Çalışanlarınızı geliştirmek adına sunduğunuz eğitimler nelerdir, eğitim süreçlerinizden bahseder misiniz?Eğitim ve geliştirme çalışmalarımızın temel amacı; bilgi, beceri ve tutumlarda, performansta, çalışma ortamında ve motivasyonda iyileştirmeyi sağlamaktır. Tüm çalışanlarımızın, kişisel ve kariyer gelişimi açısından şirket hedefleri ve organizasyonun ihtiyaçlarına bağlı olarak gerek duyulan her türlü şirket içi ve şirket dışı eğitim programlarına katılmalarını sağlamaktayız. Ülker’de eğitimler oryantasyon süreci ile başlar ve çalışma hayatı boyunca devam eder. Bu eğitimlerden; kişisel gelişim eğitimleri, tüm kademedeki çalışanlara, işin gerekliliğine paralel olarak kişisel gelişimlerini destekleyici eğitimlerdir. Bunlar; ekip çalışması, liderlik becerileri, kişisel kalite, iletişim, koşluk gibi eğitimlerdir.

Holding İnsan Kaynakları Koordinatörlüğü’nün organize ettiği eğitimler dışında fabrikalarımızda bulunan eğitim birimlerinin takip ettikleri önemli teknik, iş başı ve oryantasyon eğitimleri de vardır. İhtiyaç olduğunda yurtdışındaki eğitim kurumlarından da eğitimler alıyoruz. Eğitimlerin geri dönüşümünün ölçümlenmesi konusunda da önemli çalışmalarımız oldu. Eğitimin hemen sonrası “ilk tepkiyi” ölçmeyle başlayan, öğrenme, davranış ve performanstaki değişimleri izleyen bir “takip” süreci de işletmeye çalışıyoruz. Buradan çıkan sonuçlara göre eğitim programlarımızı gözden geçiriyoruz.
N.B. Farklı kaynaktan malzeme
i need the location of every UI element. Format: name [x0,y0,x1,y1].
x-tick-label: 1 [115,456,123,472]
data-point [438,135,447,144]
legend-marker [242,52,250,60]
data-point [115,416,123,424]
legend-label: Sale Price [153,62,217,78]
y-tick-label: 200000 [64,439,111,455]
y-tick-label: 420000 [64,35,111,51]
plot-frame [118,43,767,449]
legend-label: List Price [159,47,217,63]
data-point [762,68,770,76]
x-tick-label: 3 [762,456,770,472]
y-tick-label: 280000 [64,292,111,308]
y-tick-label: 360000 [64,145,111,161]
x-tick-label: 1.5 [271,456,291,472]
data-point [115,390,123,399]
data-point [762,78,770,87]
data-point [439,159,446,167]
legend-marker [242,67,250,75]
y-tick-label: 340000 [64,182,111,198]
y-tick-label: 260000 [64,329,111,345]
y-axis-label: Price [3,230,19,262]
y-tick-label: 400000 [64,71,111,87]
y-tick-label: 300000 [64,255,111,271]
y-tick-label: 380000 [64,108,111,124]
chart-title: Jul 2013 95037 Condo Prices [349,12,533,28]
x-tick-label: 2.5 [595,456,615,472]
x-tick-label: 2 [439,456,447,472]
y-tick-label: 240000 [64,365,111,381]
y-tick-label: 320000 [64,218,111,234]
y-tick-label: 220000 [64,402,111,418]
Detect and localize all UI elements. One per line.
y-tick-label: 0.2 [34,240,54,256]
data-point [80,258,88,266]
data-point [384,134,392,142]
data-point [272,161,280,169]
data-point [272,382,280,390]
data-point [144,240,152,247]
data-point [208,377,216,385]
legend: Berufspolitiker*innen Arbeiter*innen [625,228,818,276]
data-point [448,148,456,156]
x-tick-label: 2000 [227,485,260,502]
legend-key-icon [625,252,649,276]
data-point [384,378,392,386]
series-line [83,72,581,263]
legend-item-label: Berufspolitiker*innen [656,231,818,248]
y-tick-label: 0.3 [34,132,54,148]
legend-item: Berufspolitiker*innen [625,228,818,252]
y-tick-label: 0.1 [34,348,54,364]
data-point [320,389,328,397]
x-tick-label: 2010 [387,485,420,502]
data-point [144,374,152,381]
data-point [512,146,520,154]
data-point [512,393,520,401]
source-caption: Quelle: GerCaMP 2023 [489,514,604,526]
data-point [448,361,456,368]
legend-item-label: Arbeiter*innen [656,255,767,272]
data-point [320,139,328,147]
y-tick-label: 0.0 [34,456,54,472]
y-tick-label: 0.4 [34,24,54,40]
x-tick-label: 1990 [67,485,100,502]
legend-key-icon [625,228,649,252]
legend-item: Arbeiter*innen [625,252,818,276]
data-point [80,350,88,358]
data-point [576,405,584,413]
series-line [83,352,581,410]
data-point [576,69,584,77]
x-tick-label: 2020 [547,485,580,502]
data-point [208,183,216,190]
İşe alacağınız elemanlarda aradığınız özellikler nelerdir?İnsan Kaynakları uygulamalarımız temelde yetkinlik bazlı olarak yapılandırılmıştır. Grup için belirlediğimiz ana yetkinlikler şunlar: stratejik düşünme, yenilikçilik, takım kurma, müşteri odaklılık, etkili problem çözme, etkili değişim yönetimi, sürekli performans gelişimi ve sonuç odaklılık.

Yetkinlikler bizim için “nasıl” iş yaptığımızı, daha doğrusu “Ülker tarzı iş yapma biçimini” ifade etmektedir. İşe alım sürecinde adaylarda öncelikli olarak bu yetkinlikleri arıyoruz.

İnsan Kaynakları fonksiyonlarında geleceğe ilişkin hedefleriniz neler?Büyüyen bir grubuz. Sürekli bir değişim içerisindeyiz. Zaten stratejilerimiz de bunu gerektiriyor. Değişimin gerçekleşmesi daha çok şirket kültürü, çalışma ortamı, iş yapma şekilleri ve tutumlar yani yetkinlikler ile bağlantılıdır. Bizim için İnsan Kaynakları uygulamalarımız açısından değişim geleceği, gelecek de yetkinlikleri ifade ediyor. Yetkinlikleri doğru yönetebildiğimizde geleceği de yönetebileceğimizi düşünüyoruz. Tüm İnsan Kaynakları faaliyetlerimizi de değişimi yönetmek, stratejik bir ortak olmak yönünde yapılandırıyoruz. Gerçekten Ülker’li olmak isteyen, kurumsal değerlerimiz ile uyumlu, başarma arzusuna sahip kişiler ile çalışmak ve başarıları birlikte kutlamak istiyoruz.